All GeForce 8 Graphics Cards to Gain PhysX Support
J. Dzhugashvili writes "Nvidia completed its acquisition of Ageia yesterday, and it has revealed exactly what it plans to do with the company's PhysX physics processing engine. Nvidia CEO Jen-Hsun Huang says Nvidia is working to add PhysX support to its GeForce 8 series graphics processors using its CUDA general-purpose GPU (GPGPU) application programming interface. PhysX support will be available to all GeForce 8 owners via a simple software download, allowing those users to accelerate games that use the PhysX API without the need for any extra hardware. (Older cards aren't CUDA-compatible and therefore won't gain PhysX support.) With Havok FX shelved, the move may finally popularize hardware-accelerated physics processing in games."

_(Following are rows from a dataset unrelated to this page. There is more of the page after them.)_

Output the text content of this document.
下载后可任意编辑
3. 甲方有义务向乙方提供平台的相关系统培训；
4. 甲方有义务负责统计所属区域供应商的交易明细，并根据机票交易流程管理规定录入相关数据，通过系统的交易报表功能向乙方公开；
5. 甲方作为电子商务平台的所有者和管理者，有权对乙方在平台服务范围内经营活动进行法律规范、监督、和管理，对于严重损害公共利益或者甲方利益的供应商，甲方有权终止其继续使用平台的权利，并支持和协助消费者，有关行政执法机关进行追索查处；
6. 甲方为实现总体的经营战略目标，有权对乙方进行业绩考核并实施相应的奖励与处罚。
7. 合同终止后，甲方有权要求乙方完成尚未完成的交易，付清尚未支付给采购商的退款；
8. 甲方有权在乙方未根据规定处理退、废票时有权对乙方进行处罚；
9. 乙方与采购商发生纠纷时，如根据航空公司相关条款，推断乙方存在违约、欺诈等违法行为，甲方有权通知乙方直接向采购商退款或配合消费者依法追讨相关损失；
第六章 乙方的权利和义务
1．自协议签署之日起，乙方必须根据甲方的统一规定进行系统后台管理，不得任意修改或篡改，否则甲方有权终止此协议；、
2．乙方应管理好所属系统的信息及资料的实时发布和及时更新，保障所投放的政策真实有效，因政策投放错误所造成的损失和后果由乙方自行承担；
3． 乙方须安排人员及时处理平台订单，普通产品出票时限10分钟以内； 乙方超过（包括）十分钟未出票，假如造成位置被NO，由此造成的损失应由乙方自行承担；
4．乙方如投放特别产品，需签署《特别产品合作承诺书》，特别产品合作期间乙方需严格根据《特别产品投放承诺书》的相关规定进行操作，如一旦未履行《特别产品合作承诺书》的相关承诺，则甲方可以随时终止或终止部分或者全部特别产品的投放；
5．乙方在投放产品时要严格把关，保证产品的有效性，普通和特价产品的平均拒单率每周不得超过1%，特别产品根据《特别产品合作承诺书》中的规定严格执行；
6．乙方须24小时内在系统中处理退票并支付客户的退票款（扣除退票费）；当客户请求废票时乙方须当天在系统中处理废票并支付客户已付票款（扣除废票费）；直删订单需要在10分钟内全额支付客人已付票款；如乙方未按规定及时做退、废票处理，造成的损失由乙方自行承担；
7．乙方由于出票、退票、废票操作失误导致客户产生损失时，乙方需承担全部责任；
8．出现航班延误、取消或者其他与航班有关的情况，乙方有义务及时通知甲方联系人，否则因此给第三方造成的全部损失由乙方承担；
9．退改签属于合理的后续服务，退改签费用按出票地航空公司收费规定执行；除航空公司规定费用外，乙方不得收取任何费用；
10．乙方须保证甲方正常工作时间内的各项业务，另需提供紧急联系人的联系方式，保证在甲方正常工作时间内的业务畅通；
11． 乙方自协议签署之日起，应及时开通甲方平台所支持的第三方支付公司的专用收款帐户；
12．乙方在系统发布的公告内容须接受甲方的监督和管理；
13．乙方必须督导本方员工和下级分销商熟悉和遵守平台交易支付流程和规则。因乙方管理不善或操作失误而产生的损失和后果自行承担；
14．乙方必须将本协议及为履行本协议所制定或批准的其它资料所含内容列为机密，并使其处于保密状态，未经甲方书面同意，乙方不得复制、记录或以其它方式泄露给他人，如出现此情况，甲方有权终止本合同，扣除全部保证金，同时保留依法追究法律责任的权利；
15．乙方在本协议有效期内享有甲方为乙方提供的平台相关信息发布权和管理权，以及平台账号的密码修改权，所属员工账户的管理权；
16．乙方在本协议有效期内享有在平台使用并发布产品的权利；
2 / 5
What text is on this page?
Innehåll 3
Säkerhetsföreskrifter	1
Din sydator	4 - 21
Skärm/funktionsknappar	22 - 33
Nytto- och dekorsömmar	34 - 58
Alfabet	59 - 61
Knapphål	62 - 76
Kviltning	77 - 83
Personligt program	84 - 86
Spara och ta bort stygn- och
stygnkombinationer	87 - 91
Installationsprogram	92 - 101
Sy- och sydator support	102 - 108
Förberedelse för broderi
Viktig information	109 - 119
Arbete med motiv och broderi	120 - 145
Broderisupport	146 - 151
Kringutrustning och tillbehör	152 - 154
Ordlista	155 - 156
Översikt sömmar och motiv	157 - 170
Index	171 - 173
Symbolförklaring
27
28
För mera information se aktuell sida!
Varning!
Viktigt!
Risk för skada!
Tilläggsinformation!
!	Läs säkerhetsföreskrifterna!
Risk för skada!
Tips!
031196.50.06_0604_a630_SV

(Think! Why would NVIDIA waste expensive chip real estate for stream processors if they weren't useful for 99.9% of the applications running on these chips?)

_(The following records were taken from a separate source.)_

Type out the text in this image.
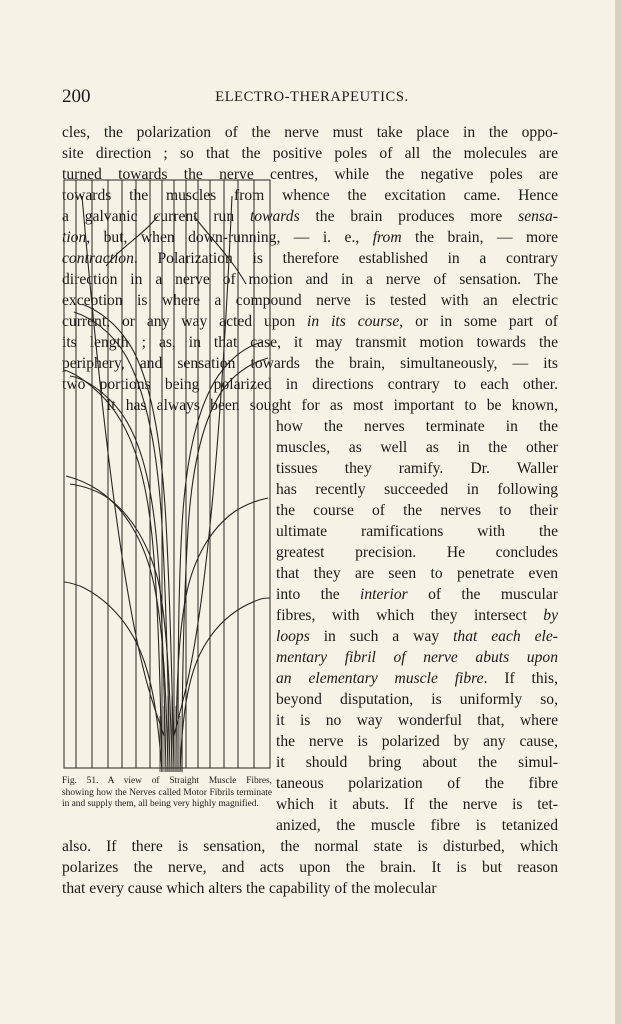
200	ELECTRO-THERAPEUTICS.
cles, the polarization of the nerve must take place in the oppo-
site direction ; so that the positive poles of all the molecules are
turned towards the nerve centres, while the negative poles are
towards the muscles from whence the excitation came. Hence
a galvanic current run towards the brain produces more sensa-
tion, but, when down-running, — i. e., from the brain, — more
contraction. Polarization is therefore established in a contrary
direction in a nerve of motion and in a nerve of sensation. The
exception is where a compound nerve is tested with an electric
current, or any way acted upon in its course, or in some part of
its length ; as, in that case, it may transmit motion towards the
periphery, and sensation towards the brain, simultaneously, — its
two portions being polarized in directions contrary to each other.
It has always been sought for as most important to be known,
how the nerves terminate in the
muscles, as well as in the other
tissues they ramify. Dr. Waller
has recently succeeded in following
the course of the nerves to their
ultimate ramifications with the
greatest precision. He concludes
that they are seen to penetrate even
into the interior of the muscular
fibres, with which they intersect by
loops in such a way that each ele-
mentary fibril of nerve abuts upon
an elementary muscle fibre. If this,
beyond disputation, is uniformly so,
it is no way wonderful that, where
the nerve is polarized by any cause,
it should bring about the simul-
taneous polarization of the fibre
which it abuts. If the nerve is tet-
anized, the muscle fibre is tetanized
also. If there is sensation, the normal state is disturbed, which
polarizes the nerve, and acts upon the brain. It is but reason
that every cause which alters the capability of the molecular
Fig. 51. A view of Straight Muscle Fibres,
showing how the Nerves called Motor Fibrils terminate in and supply them, all being very highly magnified.
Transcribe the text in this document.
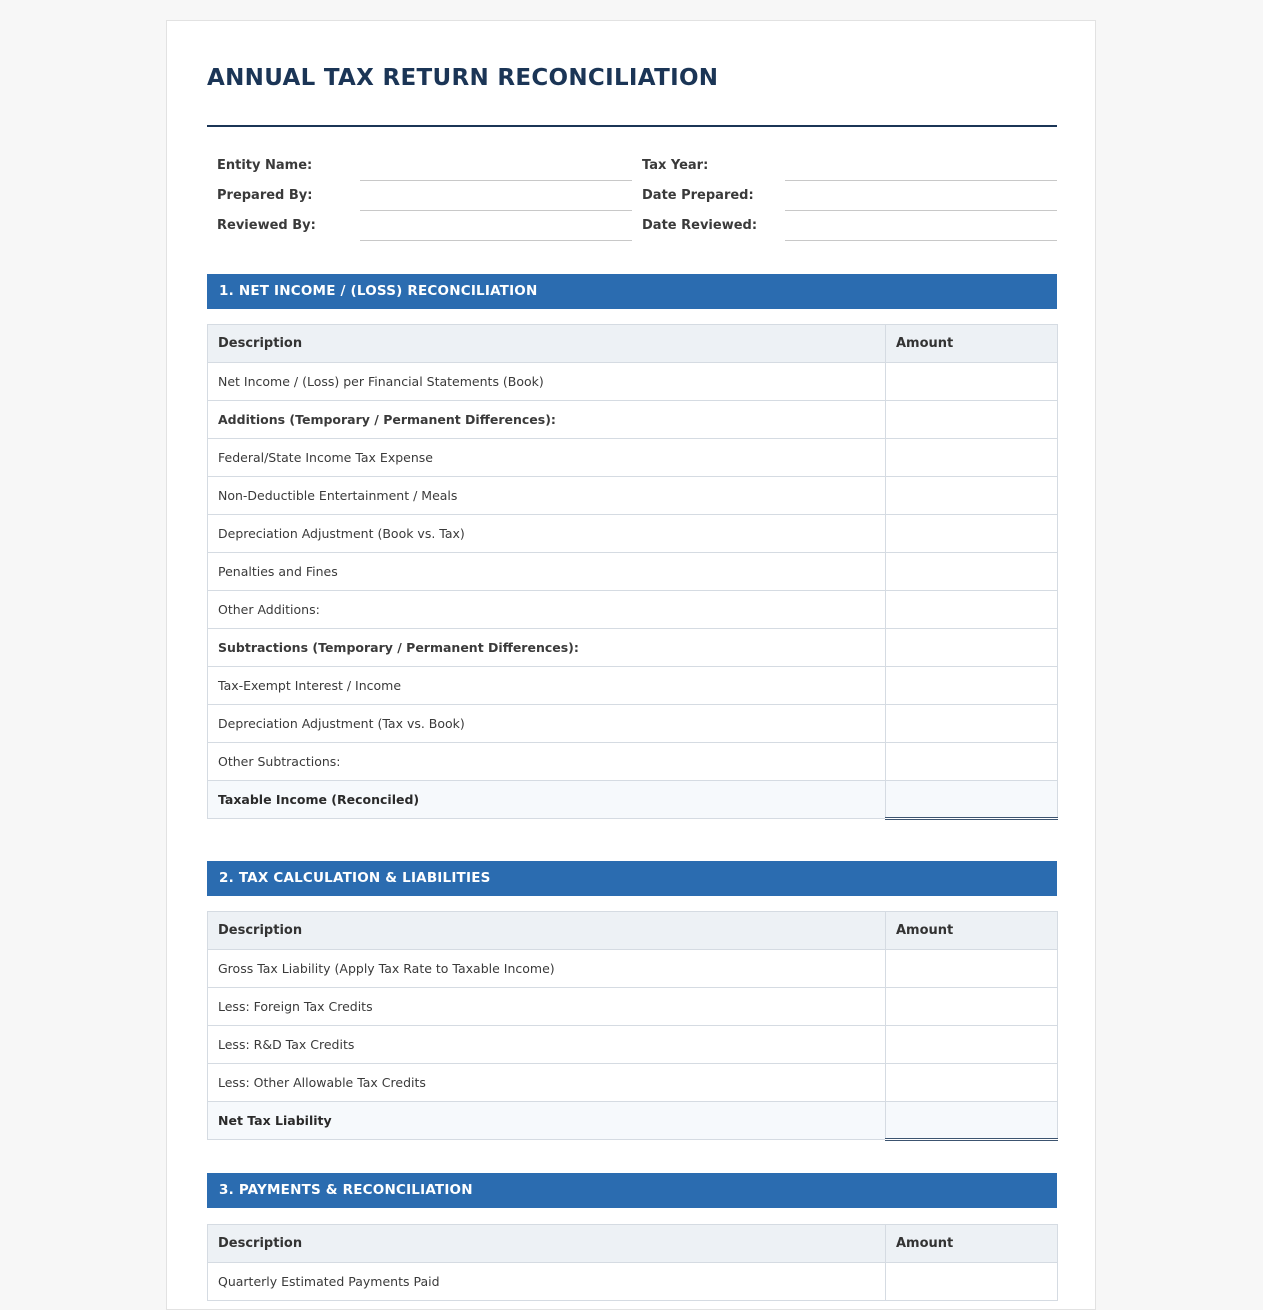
ANNUAL TAX RETURN RECONCILIATION
Entity Name:	Tax Year:
Prepared By:	Date Prepared:
Reviewed By:	Date Reviewed:
1. NET INCOME / (LOSS) RECONCILIATION
Description	Amount
Net Income / (Loss) per Financial Statements (Book)	
Additions (Temporary / Permanent Differences):	
Federal/State Income Tax Expense	
Non-Deductible Entertainment / Meals	
Depreciation Adjustment (Book vs. Tax)	
Penalties and Fines	
Other Additions:	
Subtractions (Temporary / Permanent Differences):	
Tax-Exempt Interest / Income	
Depreciation Adjustment (Tax vs. Book)	
Other Subtractions:	
Taxable Income (Reconciled)	
2. TAX CALCULATION & LIABILITIES
Description	Amount
Gross Tax Liability (Apply Tax Rate to Taxable Income)	
Less: Foreign Tax Credits	
Less: R&D Tax Credits	
Less: Other Allowable Tax Credits	
Net Tax Liability	
3. PAYMENTS & RECONCILIATION
Description	Amount
Quarterly Estimated Payments Paid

...what will be calculating my 3D images, if the GPU is already working on the physics? It is not like there is so much spare capacity left over in modern games anyway... FTFAPhysics covers a lot, from gravity, inertia, particles, collisions, IK and various other bits and pieces. Not everything lends itself to acceleration. So what will be accelerated by this?
The RadeonHD driver *is* GPL'd, and all the specifications necessary for writing your own drivers from scratch are in the process of being released. Significant amounts have already been released after being checked out by AMD's lawyers.
And the closed-source, binary module is still making progress while all that other stuff happens.
Whereas for me, ATI hasn't had usable XV support since 8.35.5 (or thereabouts), and the 3D rendering is buggy as hell... which kinda defeats the purpose of using a dedicated GPU. Go look at the known issues in the release notes - it reads like an alpha dev-snapshot. I regret fitting ATI to my laptop for the sake of a supposed performance advantage over the Nvidia option, and my next machines will absolutely be NVidia Quadro (Sun workstation, yes Nvidia even provides drivers for Solaris x86) or Intel integrated (ultraportable notebook).
Forget thrust, drag, lift and weight. Airplanes fly because of money.
Not quite true. They said they'd release the specs so said driver could be created but they only released partial specs for the 2D aspects of their chips. They still haven't released updated doc's for 3D/Video rendering etc
I had an ATI card once. The open source drivers (no mode switching) worked better than the binary ones (black screen). And the binary ones complained that, despite buying a card in a box plastered with "RADEON" and the ATI logo, it was not an ATI card, and therefore unsupported. Fuckers.
I've been a happy owner of NVidia cards ever since.
On the CUDA forums, we've gone back and forth about this, and the diagrams that people base this statement on are backwards. There are 16 multiprocessors (to use the NVIDIA terminology), each with 8 stream processors per multiprocessor. The 8 stream processors on each multiprocessor run the same instruction at once, but on separate register files. Multiprocessors, however, are completely independent, so in principle, one could imagine partitioning the resources between physics simulation and 3D rendering. This sort of partitioning has not been made available through CUDA yet, but hopefully this means we will see it soon.
You are correct that these 128 stream processors (however you slice them) are the main compute engine. There is additional circuitry to do hardware accelerated video decoding, but NVIDIA has not exposed that functionality to 3rd party programmers, and it isn't used during 3D rendering.